В мастерстве Маканина, при этом виртуозном, как и в оригинальности его стилистики, нет никаких сомнений. Случалось, писателя упрекали/хвалили за некую «наготу», безыскусность, даже обедненность его прозы. Это несправедливо. Маканин, верно, оперирует скупыми языковыми средствами, пишет без установки на самодостаточную яркость образа или абсолютно точное воссоздание внутренней жизни персонажей. Однако при этом он очень мастеровито, изобретательно пользуется обширным набором изобразительных и композиционных приемов. Например, интонацией. Чаще всего он использует в повествовании тон почти нейтральный, холодновато-отстраненный, чуть насмешливый. Однако интонационные регистры меняет виртуозно – иногда скачком, иногда плавно, подключая то язвительность, то сочувствие, то философическую рефлексию. Неспешное, чуть вязнущее в подробностях, а то и повторах повествование порой сменяют резко экспрессивные сцены. И очень умело, в точно выбранные моменты, он включает механизмы, стимулирующие читательскую вовлеченность, сопереживание.

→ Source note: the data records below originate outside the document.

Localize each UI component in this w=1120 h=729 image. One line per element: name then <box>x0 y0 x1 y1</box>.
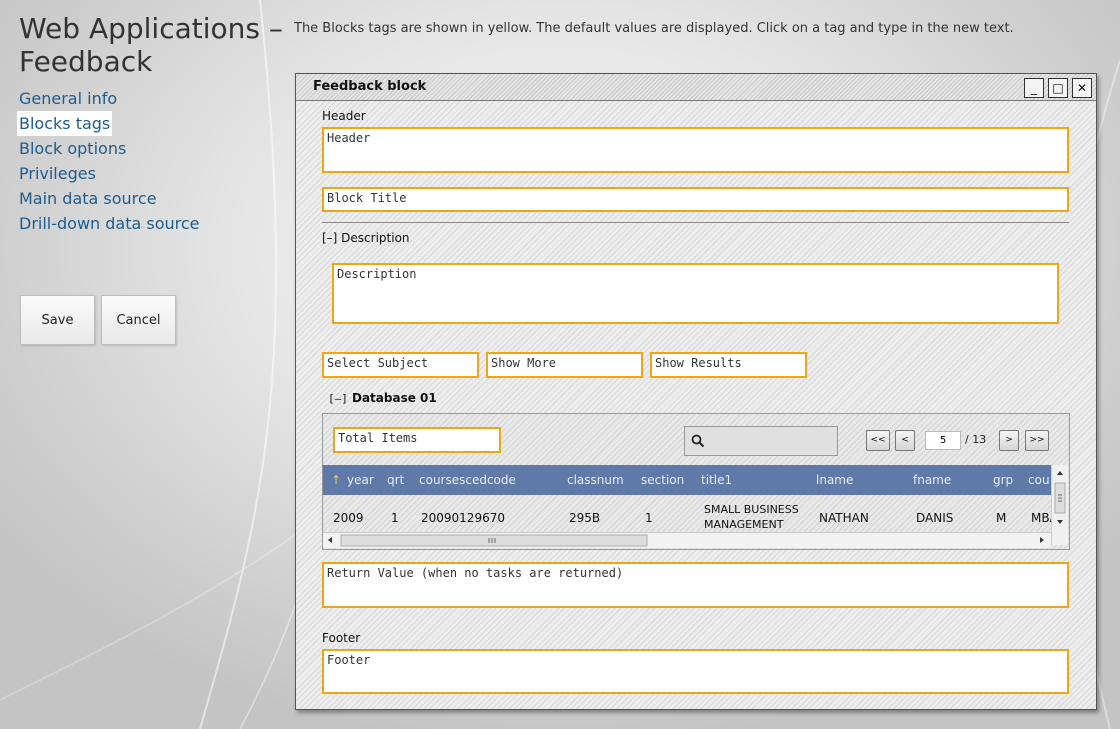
next-page-button[interactable]: > <box>999 430 1019 451</box>
show-more-field[interactable]: Show More <box>486 352 643 378</box>
vertical-scrollbar[interactable] <box>1051 465 1068 545</box>
select-subject-field[interactable]: Select Subject <box>322 352 479 378</box>
prev-page-button[interactable]: < <box>895 430 915 451</box>
cell-cou: MBA <box>1031 511 1051 525</box>
feedback-block-window: Feedback block _ □ ✕ Header Header Block… <box>295 73 1097 710</box>
cell-section: 1 <box>645 511 653 525</box>
column-classnum[interactable]: classnum <box>567 473 624 487</box>
save-button[interactable]: Save <box>20 295 95 345</box>
horizontal-scrollbar-arrows-icon <box>328 534 1044 547</box>
block-title-field[interactable]: Block Title <box>322 187 1069 212</box>
column-coursescedcode[interactable]: coursescedcode <box>419 473 516 487</box>
cancel-button[interactable]: Cancel <box>101 295 176 345</box>
footer-field[interactable]: Footer <box>322 649 1069 694</box>
divider <box>322 222 1069 223</box>
close-icon[interactable]: ✕ <box>1072 78 1092 98</box>
footer-label: Footer <box>322 631 361 645</box>
data-grid: Total Items << < 5 / 13 > >> ↑ year qrt … <box>322 413 1070 550</box>
nav-block-options[interactable]: Block options <box>17 136 128 161</box>
column-year[interactable]: year <box>347 473 374 487</box>
sort-ascending-icon: ↑ <box>331 473 342 487</box>
database-toggle[interactable]: [–] <box>328 392 348 405</box>
column-lname[interactable]: lname <box>816 473 853 487</box>
column-fname[interactable]: fname <box>913 473 951 487</box>
cell-grp: M <box>996 511 1007 525</box>
minimize-icon[interactable]: _ <box>1024 78 1044 98</box>
header-field[interactable]: Header <box>322 127 1069 173</box>
column-section[interactable]: section <box>641 473 684 487</box>
grid-header-row: ↑ year qrt coursescedcode classnum secti… <box>323 465 1051 495</box>
column-cou[interactable]: cou <box>1028 473 1050 487</box>
header-label: Header <box>322 109 366 123</box>
nav-general-info[interactable]: General info <box>17 86 119 111</box>
horizontal-scrollbar[interactable] <box>323 532 1051 548</box>
search-input[interactable] <box>684 426 838 456</box>
description-toggle[interactable]: [–] Description <box>322 231 410 245</box>
cell-fname: DANIS <box>916 511 954 525</box>
column-title1[interactable]: title1 <box>701 473 732 487</box>
instructions-text: The Blocks tags are shown in yellow. The… <box>294 21 1014 36</box>
total-items-field[interactable]: Total Items <box>333 427 501 453</box>
cell-lname: NATHAN <box>819 511 869 525</box>
vertical-scrollbar-arrows-icon <box>1054 471 1066 524</box>
description-field[interactable]: Description <box>332 263 1059 324</box>
show-results-field[interactable]: Show Results <box>650 352 807 378</box>
window-titlebar: Feedback block _ □ ✕ <box>296 74 1096 101</box>
column-qrt[interactable]: qrt <box>387 473 404 487</box>
cell-title1-line1: SMALL BUSINESS <box>704 503 799 516</box>
return-value-field[interactable]: Return Value (when no tasks are returned… <box>322 562 1069 608</box>
column-grp[interactable]: grp <box>993 473 1013 487</box>
page-count: / 13 <box>965 433 987 446</box>
nav-blocks-tags[interactable]: Blocks tags <box>17 111 113 136</box>
sidebar-nav: General info Blocks tags Block options P… <box>17 86 202 236</box>
last-page-button[interactable]: >> <box>1025 430 1049 451</box>
page-title: Web Applications – Feedback <box>19 12 283 78</box>
nav-privileges[interactable]: Privileges <box>17 161 98 186</box>
nav-drilldown-data-source[interactable]: Drill-down data source <box>17 211 202 236</box>
search-icon <box>691 434 705 448</box>
database-label: Database 01 <box>352 391 437 405</box>
first-page-button[interactable]: << <box>866 430 890 451</box>
cell-qrt: 1 <box>391 511 399 525</box>
page-number-input[interactable]: 5 <box>925 431 961 450</box>
nav-main-data-source[interactable]: Main data source <box>17 186 159 211</box>
cell-year: 2009 <box>333 511 364 525</box>
cell-classnum: 295B <box>569 511 601 525</box>
window-title: Feedback block <box>313 79 427 94</box>
cell-title1-line2: MANAGEMENT <box>704 518 784 531</box>
cell-coursescedcode: 20090129670 <box>421 511 505 525</box>
maximize-icon[interactable]: □ <box>1048 78 1068 98</box>
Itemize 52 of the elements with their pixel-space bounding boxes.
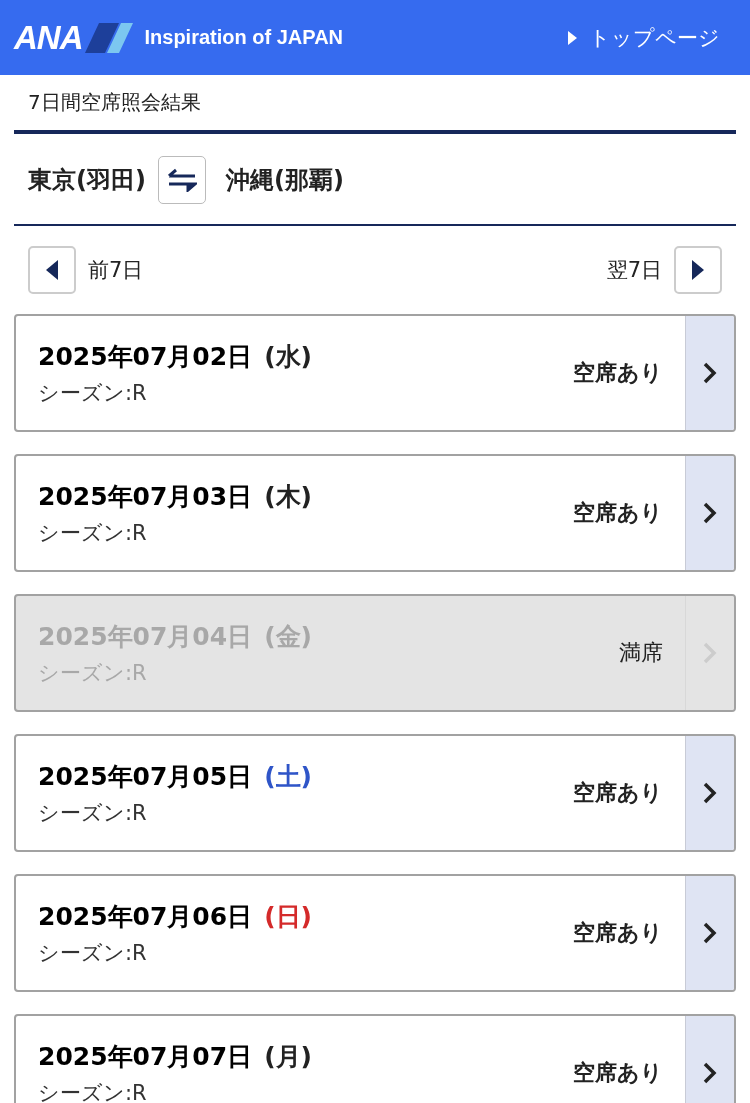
date-text: 2025年07月03日 bbox=[38, 480, 253, 513]
brand-logo: ANA bbox=[14, 18, 83, 57]
next-week-label: 翌7日 bbox=[606, 257, 662, 284]
triangle-right-icon bbox=[568, 30, 577, 45]
chevron-right-icon bbox=[703, 362, 717, 384]
season-text: シーズン:R bbox=[38, 1079, 148, 1103]
date-card[interactable]: 2025年07月07日 (月) シーズン:R 空席あり bbox=[14, 1014, 736, 1103]
weekday-text: (水) bbox=[264, 340, 313, 373]
tagline: Inspiration of JAPAN bbox=[144, 26, 344, 49]
top-page-link[interactable]: トップページ bbox=[568, 23, 720, 52]
weekday-text: (木) bbox=[264, 480, 313, 513]
weekday-text: (金) bbox=[264, 620, 313, 653]
page-title: 7日間空席照会結果 bbox=[27, 89, 202, 116]
origin-city: 東京(羽田) bbox=[28, 165, 146, 196]
triangle-right-icon bbox=[692, 260, 704, 280]
date-card[interactable]: 2025年07月06日 (日) シーズン:R 空席あり bbox=[14, 874, 736, 992]
stripe-logo-icon bbox=[84, 22, 133, 53]
date-card[interactable]: 2025年07月05日 (土) シーズン:R 空席あり bbox=[14, 734, 736, 852]
next-button[interactable] bbox=[674, 246, 722, 294]
swap-button[interactable] bbox=[157, 156, 206, 204]
date-text: 2025年07月07日 bbox=[38, 1040, 253, 1073]
weekday-text: (月) bbox=[264, 1040, 313, 1073]
chevron-right-icon bbox=[703, 502, 717, 524]
availability-status: 空席あり bbox=[573, 779, 663, 807]
previous-button[interactable] bbox=[28, 246, 76, 294]
triangle-left-icon bbox=[46, 260, 58, 280]
season-text: シーズン:R bbox=[38, 519, 148, 547]
date-text: 2025年07月02日 bbox=[38, 340, 253, 373]
weekday-text: (日) bbox=[264, 900, 313, 933]
chevron-right-icon bbox=[703, 782, 717, 804]
season-text: シーズン:R bbox=[38, 799, 148, 827]
chevron-right-icon bbox=[703, 1062, 717, 1084]
date-text: 2025年07月04日 bbox=[38, 620, 253, 653]
chevron-right-icon bbox=[703, 922, 717, 944]
availability-status: 空席あり bbox=[573, 359, 663, 387]
availability-status: 空席あり bbox=[573, 919, 663, 947]
availability-status: 空席あり bbox=[573, 1059, 663, 1087]
date-card[interactable]: 2025年07月03日 (木) シーズン:R 空席あり bbox=[14, 454, 736, 572]
date-card[interactable]: 2025年07月04日 (金) シーズン:R 満席 bbox=[14, 594, 736, 712]
previous-week-label: 前7日 bbox=[88, 257, 144, 284]
chevron-right-icon bbox=[703, 642, 717, 664]
weekday-text: (土) bbox=[264, 760, 313, 793]
date-card[interactable]: 2025年07月02日 (水) シーズン:R 空席あり bbox=[14, 314, 736, 432]
availability-status: 空席あり bbox=[573, 499, 663, 527]
date-text: 2025年07月06日 bbox=[38, 900, 253, 933]
date-text: 2025年07月05日 bbox=[38, 760, 253, 793]
swap-arrows-icon bbox=[166, 168, 197, 192]
destination-city: 沖縄(那覇) bbox=[225, 165, 344, 196]
season-text: シーズン:R bbox=[38, 379, 148, 407]
season-text: シーズン:R bbox=[38, 659, 148, 687]
availability-status: 満席 bbox=[619, 639, 663, 667]
season-text: シーズン:R bbox=[38, 939, 148, 967]
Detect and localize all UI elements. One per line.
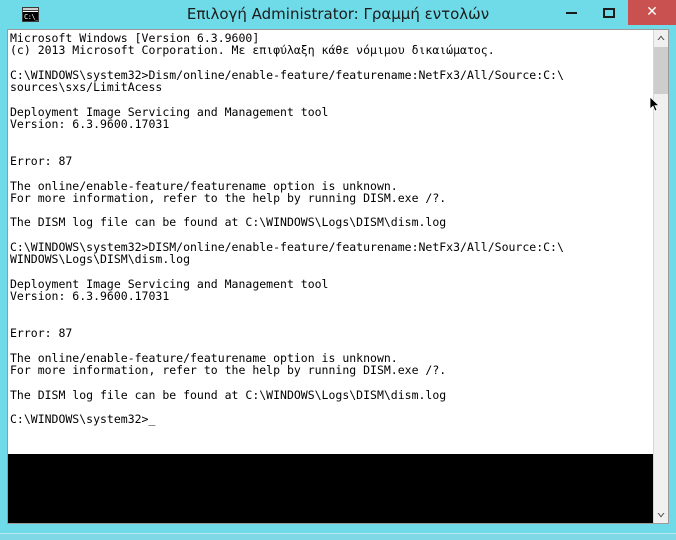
vertical-scrollbar[interactable] <box>653 30 668 523</box>
minimize-icon <box>565 11 577 14</box>
console-line: (c) 2013 Microsoft Corporation. Με επιφύ… <box>10 43 495 58</box>
scroll-down-arrow-icon[interactable] <box>654 507 668 523</box>
window-titlebar[interactable]: C:\_ Επιλογή Administrator: Γραμμή εντολ… <box>0 0 676 29</box>
minimize-button[interactable] <box>552 0 590 25</box>
maximize-button[interactable] <box>590 0 628 25</box>
console-line: For more information, refer to the help … <box>10 190 447 205</box>
cmd-icon-titlestrip <box>23 8 38 11</box>
console-line: Error: 87 <box>10 326 73 341</box>
scrollbar-thumb[interactable] <box>654 47 668 94</box>
close-button[interactable]: ✕ <box>628 0 676 25</box>
console-line: For more information, refer to the help … <box>10 363 447 378</box>
console-line: The DISM log file can be found at C:\WIN… <box>10 387 447 402</box>
caption-button-group: ✕ <box>552 0 676 25</box>
console-line: C:\WINDOWS\system32>_ <box>10 412 156 427</box>
console-line: The online/enable-feature/featurename op… <box>10 178 398 193</box>
desktop-background: C:\_ Επιλογή Administrator: Γραμμή εντολ… <box>0 0 676 540</box>
cmd-icon-screen: C:\_ <box>23 12 39 21</box>
console-line: sources\sxs/LimitAcess <box>10 80 163 95</box>
console-output[interactable]: Microsoft Windows [Version 6.3.9600] (c) … <box>8 30 653 441</box>
cmd-icon[interactable]: C:\_ <box>22 7 39 22</box>
console-client-area[interactable]: Microsoft Windows [Version 6.3.9600] (c) … <box>7 29 669 524</box>
console-line: Version: 6.3.9600.17031 <box>10 289 170 304</box>
console-line: Error: 87 <box>10 153 73 168</box>
console-empty-region <box>8 454 653 523</box>
command-prompt-window: C:\_ Επιλογή Administrator: Γραμμή εντολ… <box>0 0 676 533</box>
maximize-icon <box>603 7 615 18</box>
console-line: WINDOWS\Logs\DISM\dism.log <box>10 252 191 267</box>
console-line: Version: 6.3.9600.17031 <box>10 117 170 132</box>
scroll-up-arrow-icon[interactable] <box>654 30 668 46</box>
console-line: The DISM log file can be found at C:\WIN… <box>10 215 447 230</box>
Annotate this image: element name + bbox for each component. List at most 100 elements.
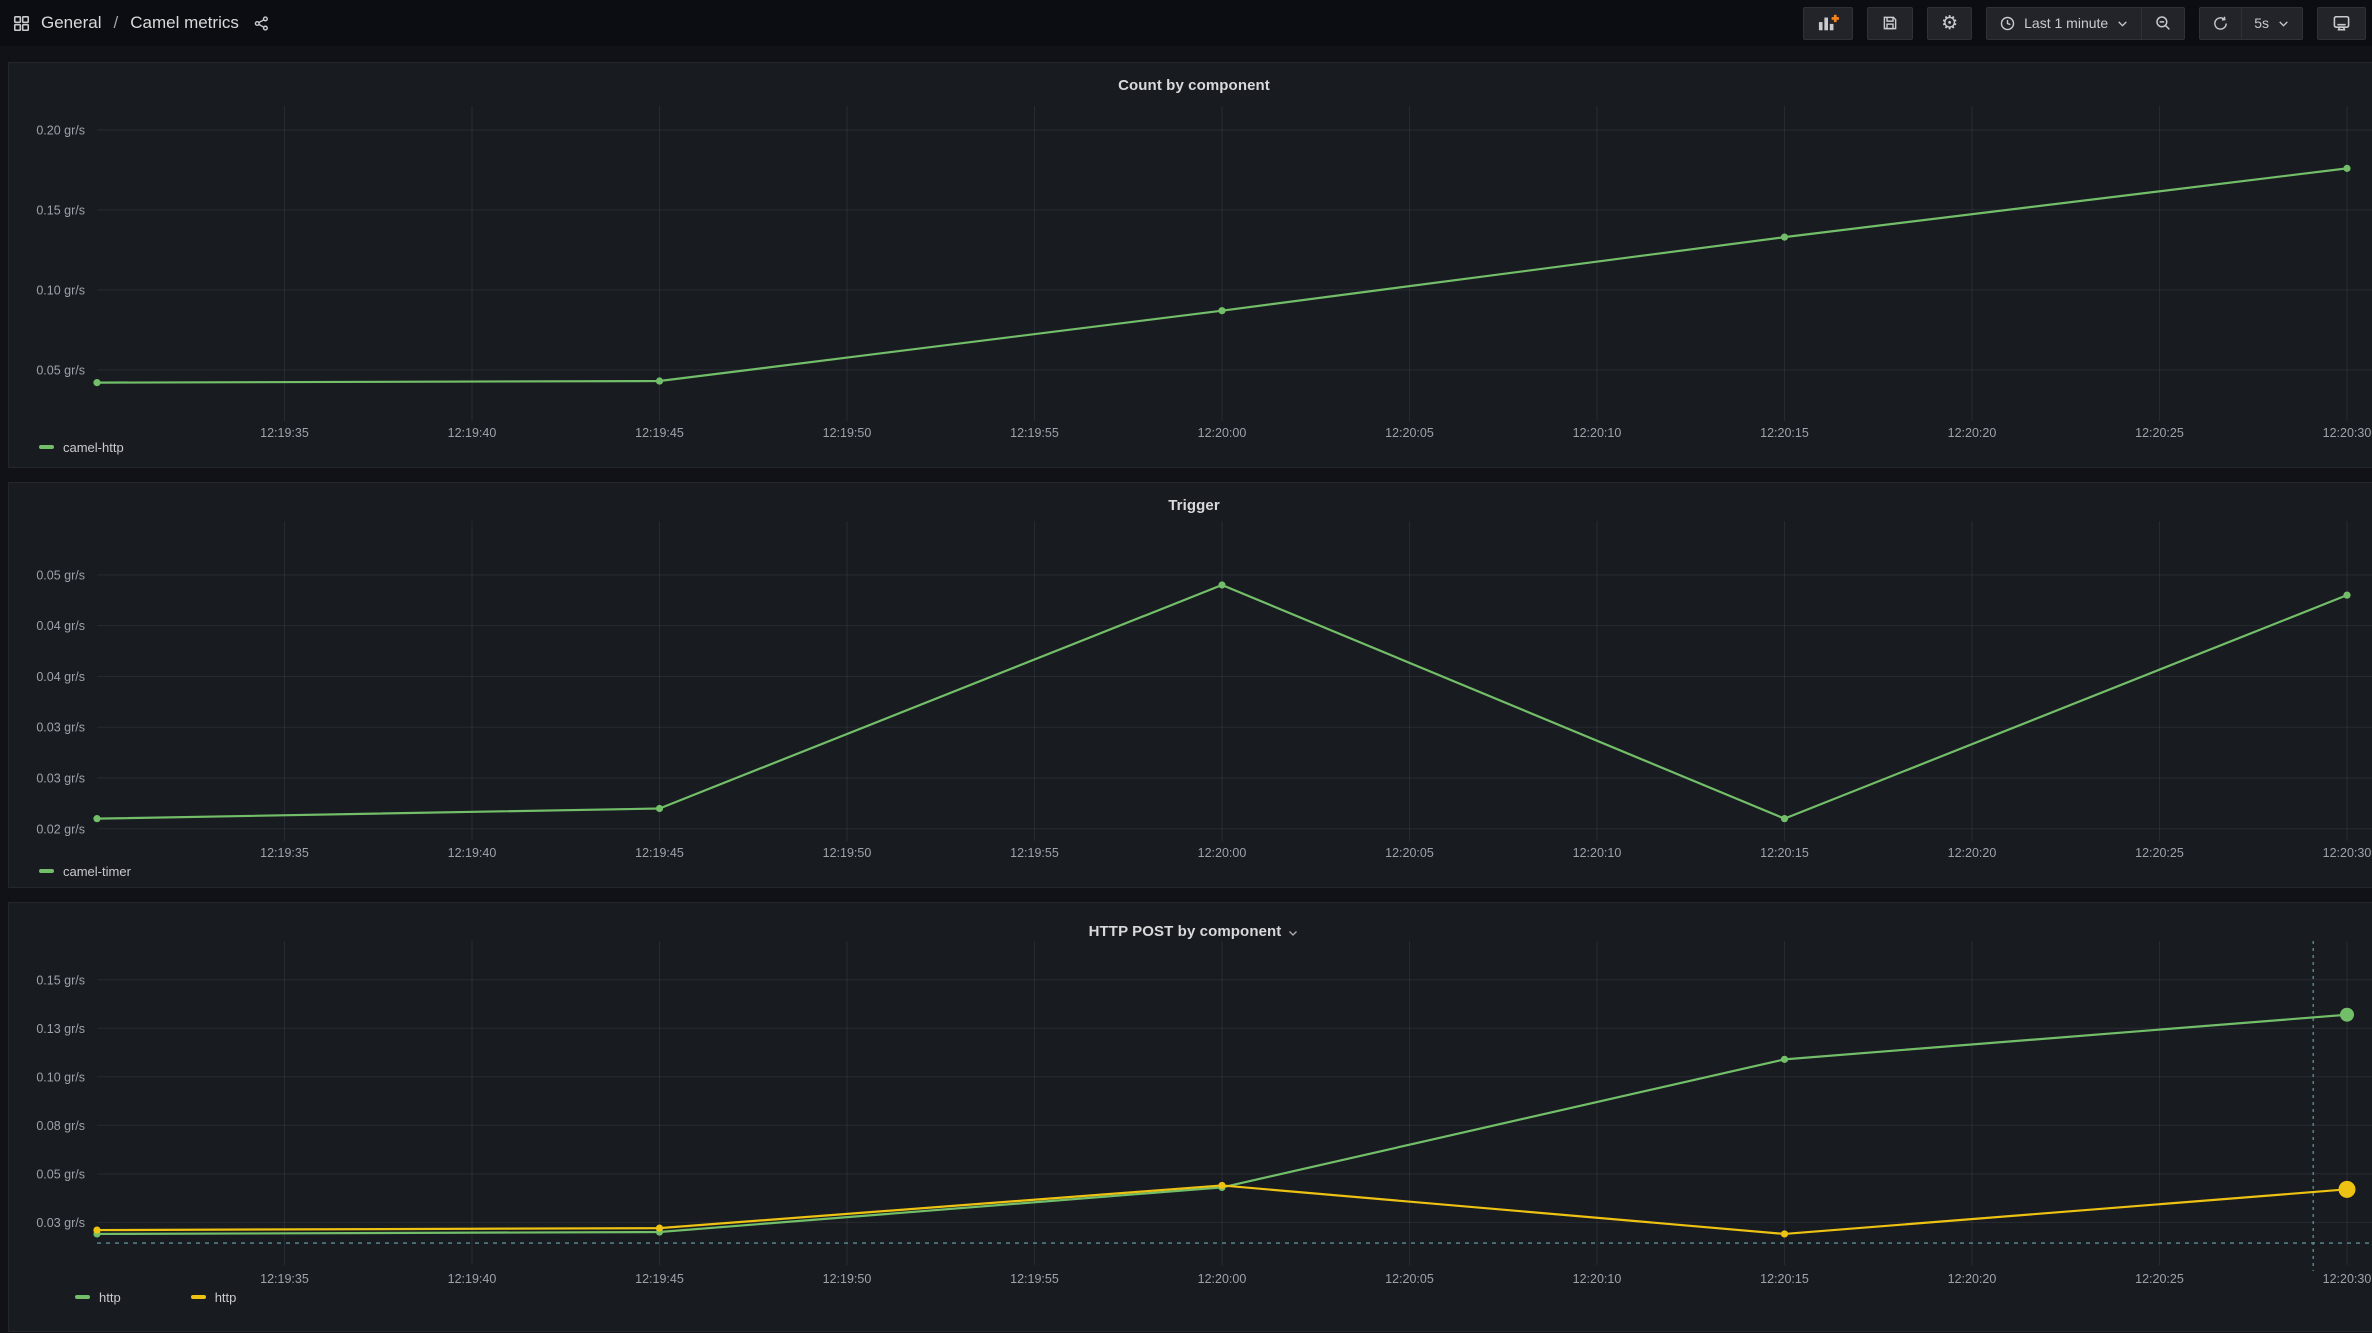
svg-text:12:20:25: 12:20:25: [2135, 846, 2184, 860]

Нестандартна у Маканина и «позиция автора». Уже начиная с повести «Голоса» (1977 г.) он отказывается от сугубо линейного способа повествования. В «Голосах» нарратив выстраивается замысловато, многослойно и многоконтурно. Тут и пучок ассоциативно, весьма нестрого связанных фабульных историй, и изощренная система авторских отступлений-рассуждений на разные темы с вкрапленными в эти рассуждения осколочными примерами-иллюстрациями. Таким способом и устанавливается новая конвенция отношений между автором и читателем, и как бы приотворяется – модное тогда поветрие – дверь в писательскую лабораторию.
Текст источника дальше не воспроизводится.